In forensics, results from molecular phylogenetic analysis have been accepted as evidence in criminal courts. Some sophisticated Bayesian statistics and likelihood-based methods for analysis of DNA have been applied in the analysis of forensic identity.
It is worth mentioning that genomics and bioinformtics are now poised to revolutionize our healthcare system by developing personalized and customized medicine. The high speed genomic sequencing coupled with sophisticated informatics technology will allow a doctor in a clinic to quickly sequence a patient’s genome and easily detect potential harmful mutations and to engage in early diagnosis and effective treatment of diseases. Bioinformatics tools are being used in agriculture as well. Plant genome
databases and gene expression profile analyses have played an important role in the development of new crop varieties that have higher productivity and more resistance to disease.

Limitations :
Bioinformatics predictions are not formal proofs of any concepts.
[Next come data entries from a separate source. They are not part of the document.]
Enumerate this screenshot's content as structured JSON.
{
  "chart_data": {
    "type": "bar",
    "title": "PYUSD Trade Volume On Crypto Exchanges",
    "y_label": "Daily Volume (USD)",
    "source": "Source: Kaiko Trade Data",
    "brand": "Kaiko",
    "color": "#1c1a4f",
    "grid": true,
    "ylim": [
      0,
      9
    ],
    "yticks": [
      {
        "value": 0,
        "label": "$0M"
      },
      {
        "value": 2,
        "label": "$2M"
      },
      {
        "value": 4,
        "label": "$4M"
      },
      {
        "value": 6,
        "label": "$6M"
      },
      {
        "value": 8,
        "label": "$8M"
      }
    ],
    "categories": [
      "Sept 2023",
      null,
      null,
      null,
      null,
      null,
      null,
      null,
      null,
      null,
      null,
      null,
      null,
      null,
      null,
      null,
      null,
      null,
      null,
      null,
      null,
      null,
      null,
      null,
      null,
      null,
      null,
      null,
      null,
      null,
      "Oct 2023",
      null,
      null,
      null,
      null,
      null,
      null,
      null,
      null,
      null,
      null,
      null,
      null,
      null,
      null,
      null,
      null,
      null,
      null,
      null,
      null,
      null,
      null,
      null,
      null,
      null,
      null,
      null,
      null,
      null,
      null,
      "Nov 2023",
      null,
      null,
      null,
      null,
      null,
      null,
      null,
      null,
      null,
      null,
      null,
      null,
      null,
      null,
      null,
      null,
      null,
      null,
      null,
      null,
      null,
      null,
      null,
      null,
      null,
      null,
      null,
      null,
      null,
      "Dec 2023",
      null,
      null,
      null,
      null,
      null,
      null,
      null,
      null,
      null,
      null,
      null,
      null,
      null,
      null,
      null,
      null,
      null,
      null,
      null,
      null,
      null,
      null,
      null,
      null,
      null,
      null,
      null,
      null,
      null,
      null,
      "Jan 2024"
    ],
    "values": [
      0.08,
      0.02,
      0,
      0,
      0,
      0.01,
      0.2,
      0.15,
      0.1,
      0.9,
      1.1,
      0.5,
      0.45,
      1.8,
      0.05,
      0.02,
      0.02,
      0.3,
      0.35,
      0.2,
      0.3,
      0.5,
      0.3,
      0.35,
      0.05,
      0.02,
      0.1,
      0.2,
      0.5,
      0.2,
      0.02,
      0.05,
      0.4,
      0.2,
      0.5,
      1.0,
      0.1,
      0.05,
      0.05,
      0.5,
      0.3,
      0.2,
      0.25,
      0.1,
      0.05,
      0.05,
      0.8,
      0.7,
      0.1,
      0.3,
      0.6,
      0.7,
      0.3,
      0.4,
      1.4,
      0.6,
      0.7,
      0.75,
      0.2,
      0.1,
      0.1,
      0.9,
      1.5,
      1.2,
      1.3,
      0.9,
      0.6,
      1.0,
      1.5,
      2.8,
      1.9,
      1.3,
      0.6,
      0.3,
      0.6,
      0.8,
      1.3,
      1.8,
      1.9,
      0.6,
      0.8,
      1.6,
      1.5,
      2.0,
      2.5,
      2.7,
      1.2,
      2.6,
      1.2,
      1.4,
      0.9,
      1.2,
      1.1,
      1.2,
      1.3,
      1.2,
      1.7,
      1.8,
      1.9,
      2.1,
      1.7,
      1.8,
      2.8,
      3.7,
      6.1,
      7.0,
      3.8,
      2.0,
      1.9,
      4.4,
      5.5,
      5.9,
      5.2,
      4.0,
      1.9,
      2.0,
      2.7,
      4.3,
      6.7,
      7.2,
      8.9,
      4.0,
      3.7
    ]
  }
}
They
do not replace the traditional experimental research methods of actually testing hypotheses. In addition, the quality of bioinformatics predictions depends on the quality of data and the sophistication of the algorithms being used. Sequence data from high throughput analysis often contain errors. If the sequences are wrong or annotations incorrect, the results from the downstream analysis are misleading as well.

Needleman and Wunsch algorithm

Needleman and Wunsch (1970) performed progressive building of an alignment by comparing two amino acids at a time. They started at the end of each sequence and then moved ahead one amino acid pair at a time, allowing for various combinations of matched pairs, mismatched pairs, or extra amino acids in one sequence (insertion or deletion). In computer science, this approach is called dynamic programming.
The Needleman and Wunsch approach generated :
(1) every possible alignment, each one including every possible combination of match, mismatch, and single
insertion or deletion, and
(2) a scoring system to score the alignment. The object was to
determine which was the best alignment of all by determining the highest score.
Thus, every match in a trial alignment was given a score of 1, every mismatch a score of 0, and individual gaps a penalty score. These numbers were then added across the alignment to obtain a total score for the alignment. The alignment with the highest possible score was
defined as the optimal alignment.

The procedure for generating all of the possible alignments is to move sequentially through all of the matched positions within a matrix, much like the dot matrix graph (see above), starting at those positions that correspond to the end of one of the sequences, as shown in Figure 1.4. At each position in the matrix, the highest possible score that can be achieved up to that point is placed in that position, allowing for all possible starting points
in either sequence and any combination of matches, mismatches, insertions, and deletions.
The best alignment is found by finding the highest-scoring position in the graph, and then tracing back through the graph through the path that generated the highest-scoring positions. The sequences are then aligned so that the sequence characters corresponding to this path are matched.